There are a handful of other so- called conventional allocators, including the $11.4 billion Oklahoma Public Employees Retirement System, Oklahoma City (roughly 70/30).
The $44.6 billion Public Employees' Retirement System of Nevada, Carson City, is 60% stocks in two index funds with another 28% passively pegged to U.S. bonds.
Industry members continuously debate the merits of the old faithful 60/40 mix or a conventional 70/30 approach vs. the so-called endowment model, with its greater reliance on alternatives vs. an array of other more newfangled asset-mix strategies, including risk parity, factor-based investments and global tactical asset allocation. Regardless of the diversification approach taken or the labels that get used, most institutional investors with open funds seem to favor having a preponderance of riskier, return-seeking assets relative to fixed income, once considered a portfolio cornerstone.

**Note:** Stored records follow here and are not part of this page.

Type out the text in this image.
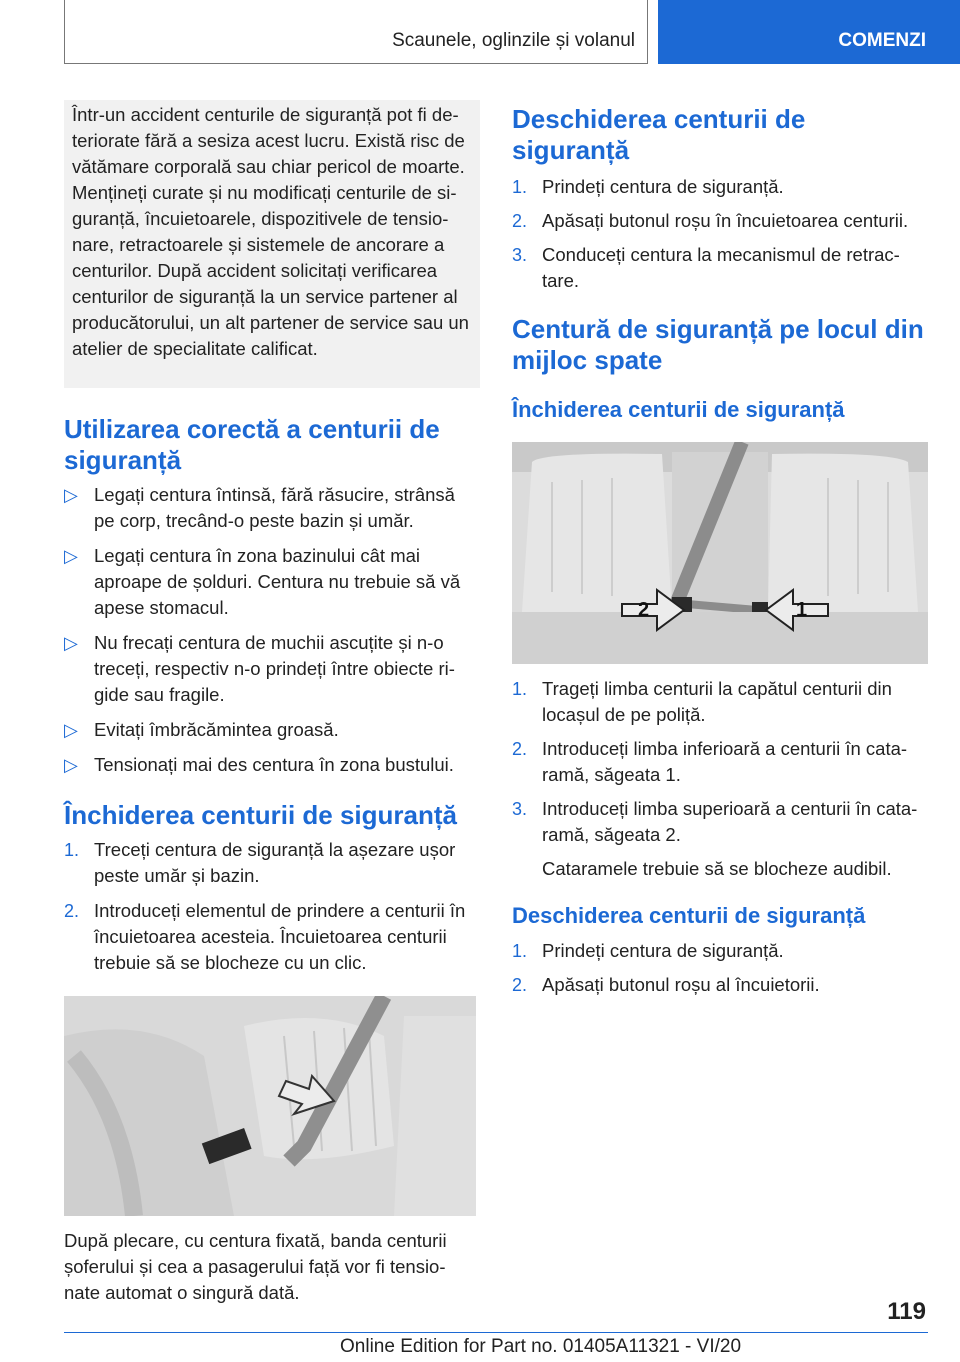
Scaunele, oglinzile și volanul	COMENZI

Într-un accident centurile de siguranță pot fi de-teriorate fără a sesiza acest lucru. Există risc de vătămare corporală sau chiar pericol de moarte. Mențineți curate și nu modificați centurile de si-guranță, încuietoarele, dispozitivele de tensio-nare, retractoarele și sistemele de ancorare a centurilor. După accident solicitați verificarea centurilor de siguranță la un service partener al producătorului, un alt partener de service sau un atelier de specialitate calificat.

Utilizarea corectă a centurii de siguranță
▷ Legați centura întinsă, fără răsucire, strânsă pe corp, trecând-o peste bazin și umăr.
▷ Legați centura în zona bazinului cât mai aproape de șolduri. Centura nu trebuie să vă apese stomacul.
▷ Nu frecați centura de muchii ascuțite și n-o treceți, respectiv n-o prindeți între obiecte ri-gide sau fragile.
▷ Evitați îmbrăcămintea groasă.
▷ Tensionați mai des centura în zona bustului.
Închiderea centurii de siguranță
1. Treceți centura de siguranță la așezare ușor peste umăr și bazin.
2. Introduceți elementul de prindere a centurii în încuietoarea acesteia. Încuietoarea centurii trebuie să se blocheze cu un clic.

După plecare, cu centura fixată, banda centurii șoferului și cea a pasagerului față vor fi tensio-nate automat o singură dată.

Deschiderea centurii de siguranță
1. Prindeți centura de siguranță.
2. Apăsați butonul roșu în încuietoarea centurii.
3. Conduceți centura la mecanismul de retrac-tare.
Centură de siguranță pe locul din mijloc spate
Închiderea centurii de siguranță
2	1
1. Trageți limba centurii la capătul centurii din locașul de pe poliță.
2. Introduceți limba inferioară a centurii în cata-ramă, săgeata 1.
3. Introduceți limba superioară a centurii în cata-ramă, săgeata 2.

Cataramele trebuie să se blocheze audibil.

Deschiderea centurii de siguranță
1. Prindeți centura de siguranță.
2. Apăsați butonul roșu al încuietorii.
119
Online Edition for Part no. 01405A11321 - VI/20
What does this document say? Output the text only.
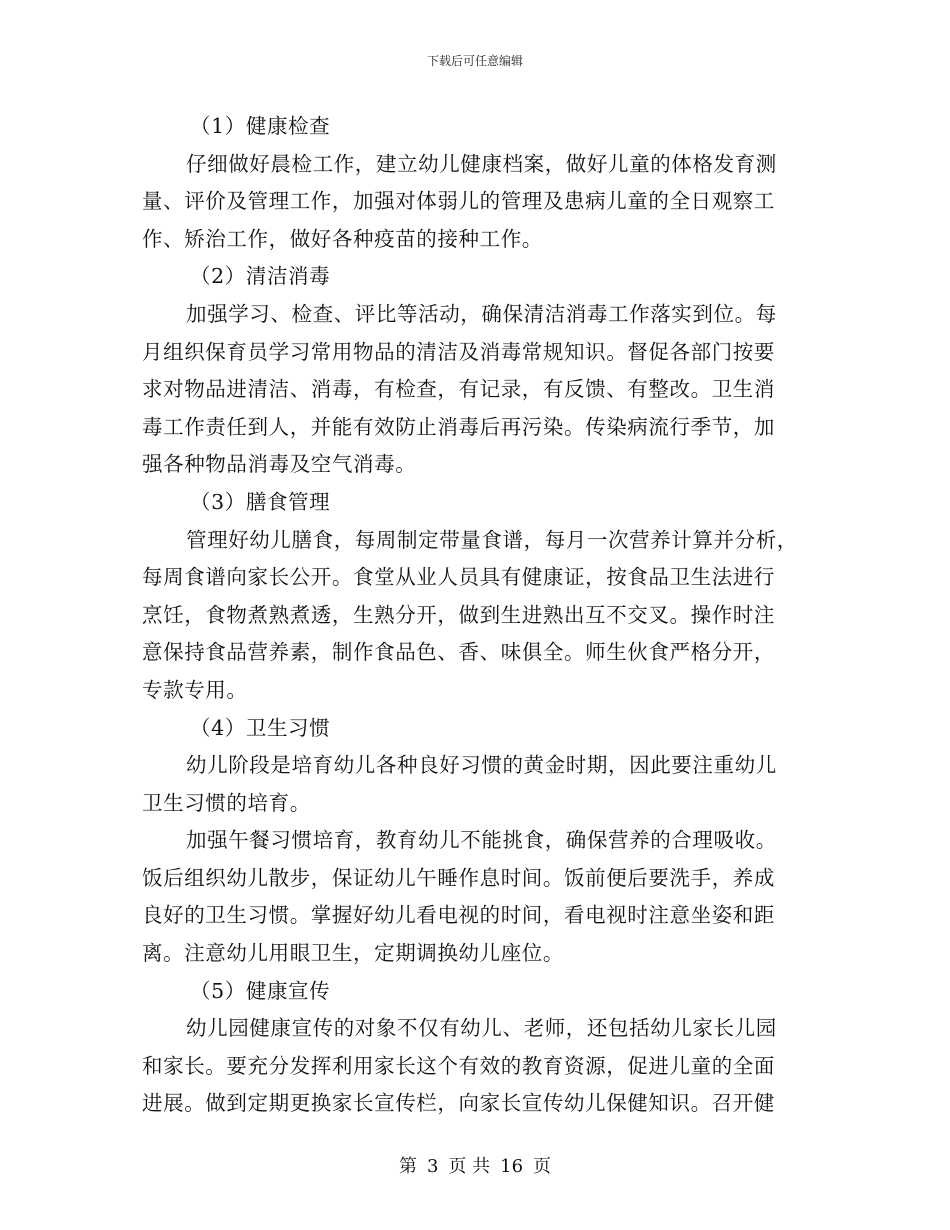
下载后可任意编辑
（1）健康检查
仔细做好晨检工作，建立幼儿健康档案，做好儿童的体格发育测
量、评价及管理工作，加强对体弱儿的管理及患病儿童的全日观察工
作、矫治工作，做好各种疫苗的接种工作。
（2）清洁消毒
加强学习、检查、评比等活动，确保清洁消毒工作落实到位。每
月组织保育员学习常用物品的清洁及消毒常规知识。督促各部门按要
求对物品进清洁、消毒，有检查，有记录，有反馈、有整改。卫生消
毒工作责任到人，并能有效防止消毒后再污染。传染病流行季节，加
强各种物品消毒及空气消毒。
（3）膳食管理
管理好幼儿膳食，每周制定带量食谱，每月一次营养计算并分析，
每周食谱向家长公开。食堂从业人员具有健康证，按食品卫生法进行
烹饪，食物煮熟煮透，生熟分开，做到生进熟出互不交叉。操作时注
意保持食品营养素，制作食品色、香、味俱全。师生伙食严格分开，
专款专用。
（4）卫生习惯
幼儿阶段是培育幼儿各种良好习惯的黄金时期，因此要注重幼儿
卫生习惯的培育。
加强午餐习惯培育，教育幼儿不能挑食，确保营养的合理吸收。
饭后组织幼儿散步，保证幼儿午睡作息时间。饭前便后要洗手，养成
良好的卫生习惯。掌握好幼儿看电视的时间，看电视时注意坐姿和距
离。注意幼儿用眼卫生，定期调换幼儿座位。
（5）健康宣传
幼儿园健康宣传的对象不仅有幼儿、老师，还包括幼儿家长儿园
和家长。要充分发挥利用家长这个有效的教育资源，促进儿童的全面
进展。做到定期更换家长宣传栏，向家长宣传幼儿保健知识。召开健
第 3 页 共 16 页
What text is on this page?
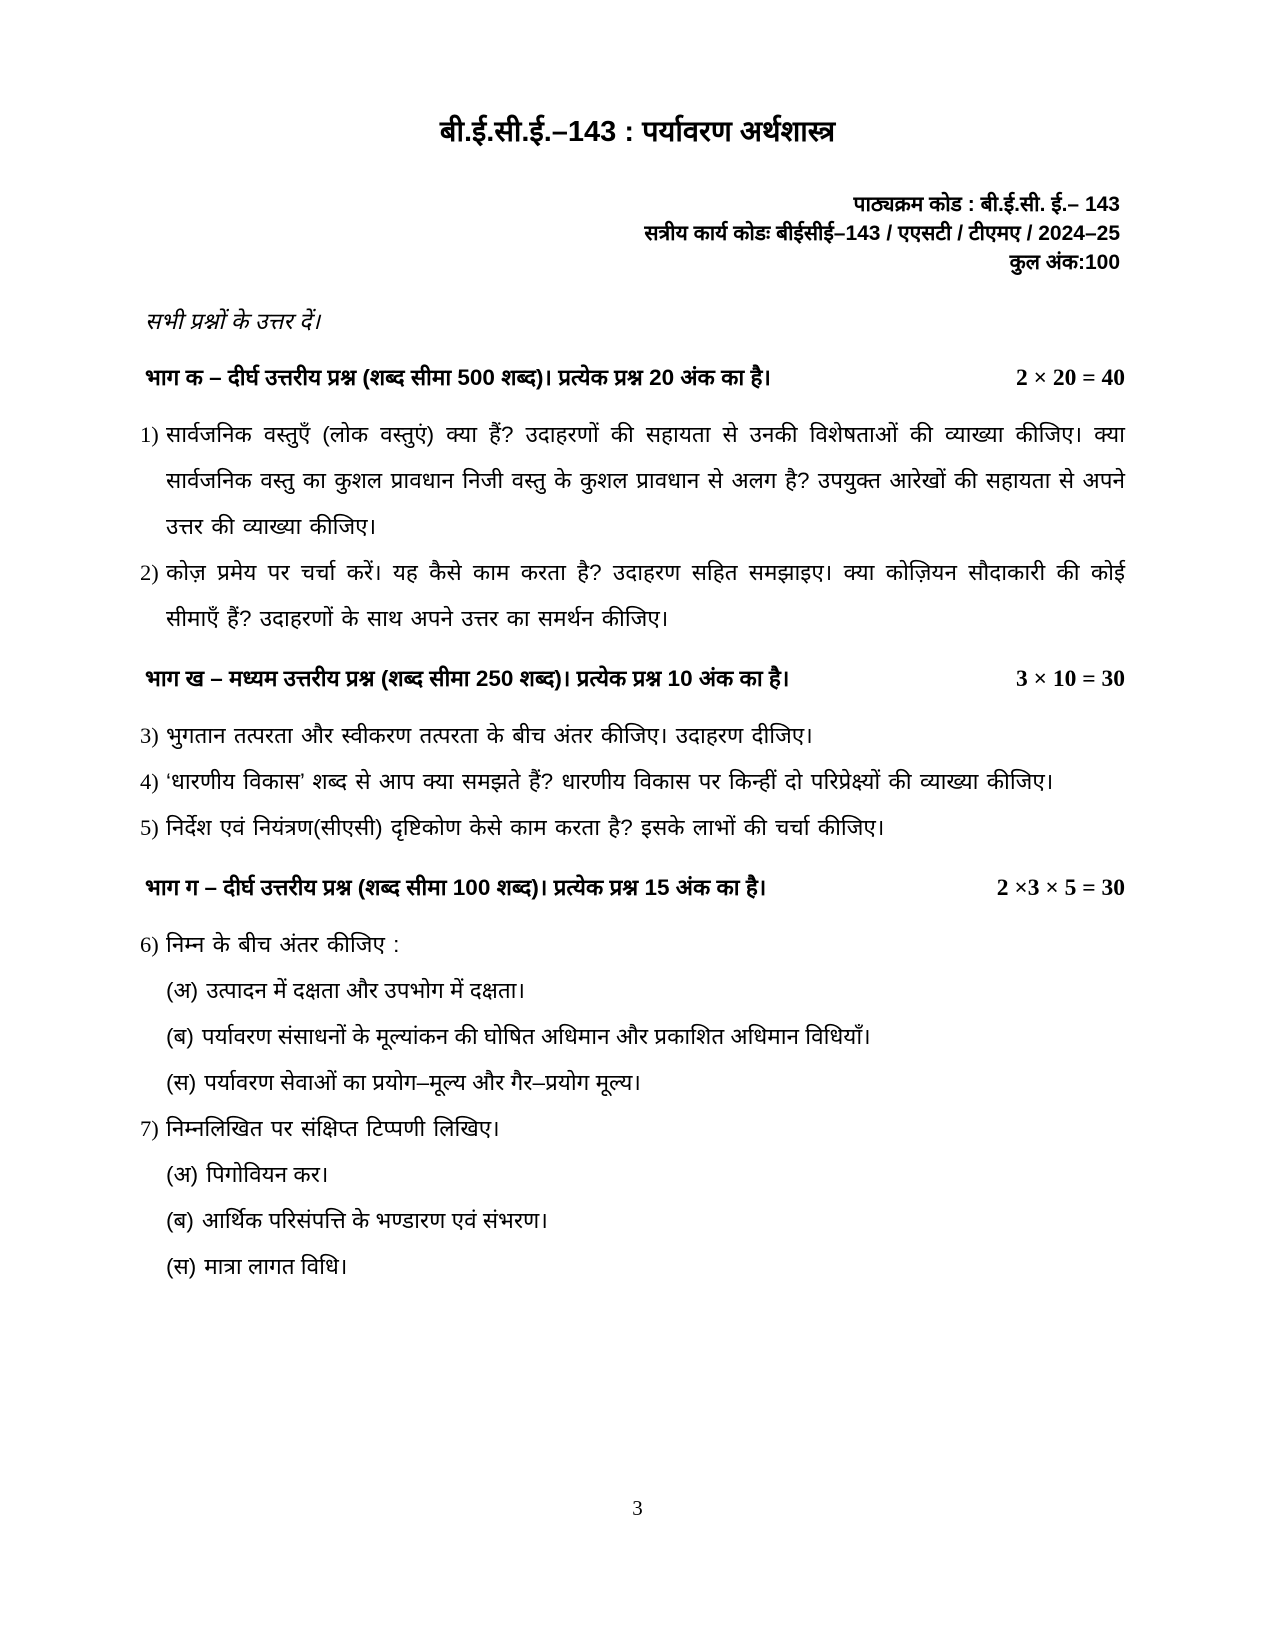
बी.ई.सी.ई.–143 : पर्यावरण अर्थशास्त्र
पाठ्यक्रम कोड : बी.ई.सी. ई.– 143
सत्रीय कार्य कोडः बीईसीई–143 / एएसटी / टीएमए / 2024–25
कुल अंक:100
सभी प्रश्नों के उत्तर दें।
भाग क – दीर्घ उत्तरीय प्रश्न (शब्द सीमा 500 शब्द)। प्रत्येक प्रश्न 20 अंक का है।	2 × 20 = 40
1) सार्वजनिक वस्तुएँ (लोक वस्तुएं) क्या हैं? उदाहरणों की सहायता से उनकी विशेषताओं की व्याख्या कीजिए। क्या सार्वजनिक वस्तु का कुशल प्रावधान निजी वस्तु के कुशल प्रावधान से अलग है? उपयुक्त आरेखों की सहायता से अपने उत्तर की व्याख्या कीजिए।
2) कोज़ प्रमेय पर चर्चा करें। यह कैसे काम करता है? उदाहरण सहित समझाइए। क्या कोज़ियन सौदाकारी की कोई सीमाएँ हैं? उदाहरणों के साथ अपने उत्तर का समर्थन कीजिए।
भाग ख – मध्यम उत्तरीय प्रश्न (शब्द सीमा 250 शब्द)। प्रत्येक प्रश्न 10 अंक का है।	3 × 10 = 30
3) भुगतान तत्परता और स्वीकरण तत्परता के बीच अंतर कीजिए। उदाहरण दीजिए।
4) ‘धारणीय विकास’ शब्द से आप क्या समझते हैं? धारणीय विकास पर किन्हीं दो परिप्रेक्ष्यों की व्याख्या कीजिए।
5) निर्देश एवं नियंत्रण(सीएसी) दृष्टिकोण केसे काम करता है? इसके लाभों की चर्चा कीजिए।
भाग ग – दीर्घ उत्तरीय प्रश्न (शब्द सीमा 100 शब्द)। प्रत्येक प्रश्न 15 अंक का है।	2 ×3 × 5 = 30
6) निम्न के बीच अंतर कीजिए :
(अ) उत्पादन में दक्षता और उपभोग में दक्षता।
(ब) पर्यावरण संसाधनों के मूल्यांकन की घोषित अधिमान और प्रकाशित अधिमान विधियाँ।
(स) पर्यावरण सेवाओं का प्रयोग–मूल्य और गैर–प्रयोग मूल्य।
7) निम्नलिखित पर संक्षिप्त टिप्पणी लिखिए।
(अ) पिगोवियन कर।
(ब) आर्थिक परिसंपत्ति के भण्डारण एवं संभरण।
(स) मात्रा लागत विधि।
3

As of Sept. 30, the public pensions plans within the largest 200 U.S. plan sponsors had, on average, 21.1% of their total portfolios in domestic fixed income, according to Pensions & Investments' data.
The average U.S. public DB plan fixed-income allocation is up from 20.8% one year prior. These plans had 2.6% of their total portfolios in global/international fixed income, up from 2.1% a year earlier.
Callan's large public fund clients tend to have between 20% and 25% in global fixed income, according to Jay Kloepfer, head of the firm's capital market research team.
"Over the years, we've seen public pension funds tiptoe away from 60/40," Mr. Kloepfer said.
"If anything, it's now 80/20, an even greater reliance on return-seeking assets."